Renovate and reuse: Building blocks for cutting construction emissions

Renovating rather than building new could cut up to three-quarters of embodied emissions from the buildings and construction sector globally a new report argues.

The report by the UN Environment Programme and the Yale Center for Ecosystems + Architecture describes three building blocks for climate action, designed to cut the embodied emissions associated with construction materials like concrete, steel and aluminium.

The built environment sector is responsible for 37% of global greenhouse gas pollution, according to ‘Building materials and the climate: Constructing a new future’.

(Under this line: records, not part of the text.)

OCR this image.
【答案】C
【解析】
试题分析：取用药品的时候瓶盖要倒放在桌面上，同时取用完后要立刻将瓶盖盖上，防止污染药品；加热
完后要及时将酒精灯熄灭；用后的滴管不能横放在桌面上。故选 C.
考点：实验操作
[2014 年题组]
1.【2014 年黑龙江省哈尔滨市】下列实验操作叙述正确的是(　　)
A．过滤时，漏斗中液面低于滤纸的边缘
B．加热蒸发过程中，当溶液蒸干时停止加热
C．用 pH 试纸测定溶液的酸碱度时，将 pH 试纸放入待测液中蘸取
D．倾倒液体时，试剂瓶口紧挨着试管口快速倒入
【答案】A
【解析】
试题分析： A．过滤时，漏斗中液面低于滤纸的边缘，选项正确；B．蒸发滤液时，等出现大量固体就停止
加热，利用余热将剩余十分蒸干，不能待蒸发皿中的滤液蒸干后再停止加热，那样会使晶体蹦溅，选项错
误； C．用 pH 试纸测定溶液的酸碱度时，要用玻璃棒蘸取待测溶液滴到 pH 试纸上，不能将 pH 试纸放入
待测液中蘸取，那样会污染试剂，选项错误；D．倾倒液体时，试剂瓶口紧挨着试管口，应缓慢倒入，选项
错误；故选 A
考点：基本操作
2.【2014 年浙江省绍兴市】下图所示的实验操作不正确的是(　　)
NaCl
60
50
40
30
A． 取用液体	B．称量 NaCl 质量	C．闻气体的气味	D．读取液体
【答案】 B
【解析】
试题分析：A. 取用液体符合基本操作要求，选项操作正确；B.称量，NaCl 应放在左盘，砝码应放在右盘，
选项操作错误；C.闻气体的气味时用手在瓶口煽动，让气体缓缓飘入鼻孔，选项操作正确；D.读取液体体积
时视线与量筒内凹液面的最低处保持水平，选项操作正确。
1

“Net zero in the building and construction sector is achievable by 2050, as long as governments put in place the right policy, incentives and regulation to bring a shift the industry action,” says Sheila Aggarwal-Khan, UNEP industry and economy division director.

The report says three urgent pathways are needed for the sector to achieve net zero emissions by 2050: avoid, shift and improve.

Avoid presents the greatest opportunity, the report argues. 

It says avoiding new builds and the use of new materials through careful design can reduce the extraction of new raw materials and limit the production of emissions-intensive materials. 

Renovating an existing structure rather than building new, can cut 50-75% of embodied emissions the report says.

Avoiding new materials by reusing or recycling construction materials can also make a difference in embodied emissions of at least 10-50%.

Shift, the second pathway, involves using sustainably and ethically sourced renewable construction materials like timber, bamboo and other “bio-based materials” instead of conventional ones. 

At scale, this shift could help the sector achieve a 40% cut in emissions by 2050. 

“Until recently, most buildings were constructed using locally sourced earth, stone, timber, and bamboo. Yet modern materials such as concrete and steel often give only the illusion of durability, usually ending up in landfills and contributing to the growing climate crisis,” Aggarwal-Khan says.

The third urgent pathway is about reducing the emissions from conventional construction materials, including concrete, steel, aluminium, glass and bricks.

Options detailed in the report include electrifying production processes and powering these with renewable energy, improving energy efficiency and changes in the materials and processes used. 

The key message for the building and construction sector is that climate action will need to shift attention from operational emissions – such as emissions associated with energy use in heating and cooling – to ‘embodied emissions’, those associated with materials like concrete, steel and aluminium.